Simbabwe

„Ich möchte jenen eine Stimme geben, die keine haben“

Der 17-jährige Mqondisi Mkandla aus Simbabwe berichtet im Interview über seine Erfahrungen mit HIV/Aids und seine Teilnahme an der Welt-Aids-Konferenz in Washington.

Mqondisi Mkandla ist 17 Jahre alt und kommt aus Simbabwe. Er besucht die St. Bernard’s High School in Bulawayo, der zweitgrößten Stadt in Simbabwe. Er ist Waise und lebt bei seiner Großmutter am Rande Bulawayos.

Mqondisi ist HIV-positiv. Er ist in Behandlung und engagiert sich im Kampf gegen die Stigmatisierung von Menschen, die mit HIV/Aids leben müssen. Er ist Mitglied des Mpilo Teen Club, einer Selbsthilfegruppe für Teenager mit HIV in seiner Stadt. In dieser Gruppe, die 2004 mit der Unterstützung von Ärzte ohne Grenzen/Médecins Sans Frontières (MSF) gegründet wurde, trifft Mqondisi Freunde, mit denen er gemeinsam Aktivitäten unternimmt.

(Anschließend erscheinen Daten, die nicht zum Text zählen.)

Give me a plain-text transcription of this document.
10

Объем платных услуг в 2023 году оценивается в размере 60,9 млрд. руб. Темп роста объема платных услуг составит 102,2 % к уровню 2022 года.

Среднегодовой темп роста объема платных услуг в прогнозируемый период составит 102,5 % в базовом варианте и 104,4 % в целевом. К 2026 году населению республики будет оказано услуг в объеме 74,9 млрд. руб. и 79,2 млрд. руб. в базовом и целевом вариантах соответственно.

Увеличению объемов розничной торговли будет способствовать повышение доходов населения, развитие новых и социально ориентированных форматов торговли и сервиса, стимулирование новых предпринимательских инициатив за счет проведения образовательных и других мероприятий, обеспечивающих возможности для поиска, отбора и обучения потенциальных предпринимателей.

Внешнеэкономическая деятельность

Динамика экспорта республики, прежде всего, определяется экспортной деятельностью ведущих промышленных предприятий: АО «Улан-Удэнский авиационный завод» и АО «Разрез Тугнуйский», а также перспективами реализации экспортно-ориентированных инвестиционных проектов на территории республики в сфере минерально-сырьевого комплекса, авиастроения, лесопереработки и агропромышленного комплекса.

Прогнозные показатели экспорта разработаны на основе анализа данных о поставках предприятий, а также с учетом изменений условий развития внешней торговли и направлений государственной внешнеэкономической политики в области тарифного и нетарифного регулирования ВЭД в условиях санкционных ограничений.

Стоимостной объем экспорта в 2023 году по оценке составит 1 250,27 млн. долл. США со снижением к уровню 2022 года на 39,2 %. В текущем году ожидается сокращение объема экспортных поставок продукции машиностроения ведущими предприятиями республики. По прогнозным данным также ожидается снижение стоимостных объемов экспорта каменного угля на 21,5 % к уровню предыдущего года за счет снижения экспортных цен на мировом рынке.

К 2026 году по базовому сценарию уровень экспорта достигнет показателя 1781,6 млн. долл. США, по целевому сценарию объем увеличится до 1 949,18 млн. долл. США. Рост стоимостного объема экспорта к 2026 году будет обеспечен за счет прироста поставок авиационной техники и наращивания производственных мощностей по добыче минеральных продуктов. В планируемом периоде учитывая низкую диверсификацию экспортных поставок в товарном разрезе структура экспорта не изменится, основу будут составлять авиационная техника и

Mqondisi ist sehr aufgeregt: Denn er wird in die Vereinigten Staaten reisen. Sein Ziel ist Washington, wo er an der Welt-Aids-Konferenz teilnehmen wird. Er wird dort über seine Erfahrungen berichten – und über die Herausforderungen, mit denen Jugendliche konfrontiert sind, die mit dem Virus leben müssen. Im Interview erzählt Mqondisi, was er sich von seiner Reise erwartet:

Wie fühlst du dich vor der Reise nach Washington?

Das erste, was ich sagen möchte, ist dass ich sehr froh bin, nach Washington reisen zu können. Es ist eine Ehre für mich, als Repräsentant meines Landes an der Welt-Aids-Konferenz teilnehmen zu dürfen, die eine wichtige Plattform ist. Ich bin enthusiastisch und fühle mich geehrt in die USA reisen zu dürfen. Und ich bin aufgeregt, weil es meine erste Reise überhaupt ist, es ist als ob ein Traum wahr wird.

Was erwartest du dir von der Welt-Aids-Konferenz?

Meine größte Erwartung ist, dass die Konferenz es mir ermöglicht, meine Erlebnisse zu teilen und die Menschen so über Probleme in Zusammenhang mit HIV und Aids aufklären zu können. Ich möchte jenen eine Stimme geben, die keine haben, und ich möchte über die Herausforderungen berichten, mit denen die Kinder und Jugendlichen Zuhause konfrontiert sind. Auch will ich mehr über HIV und Aids lernen.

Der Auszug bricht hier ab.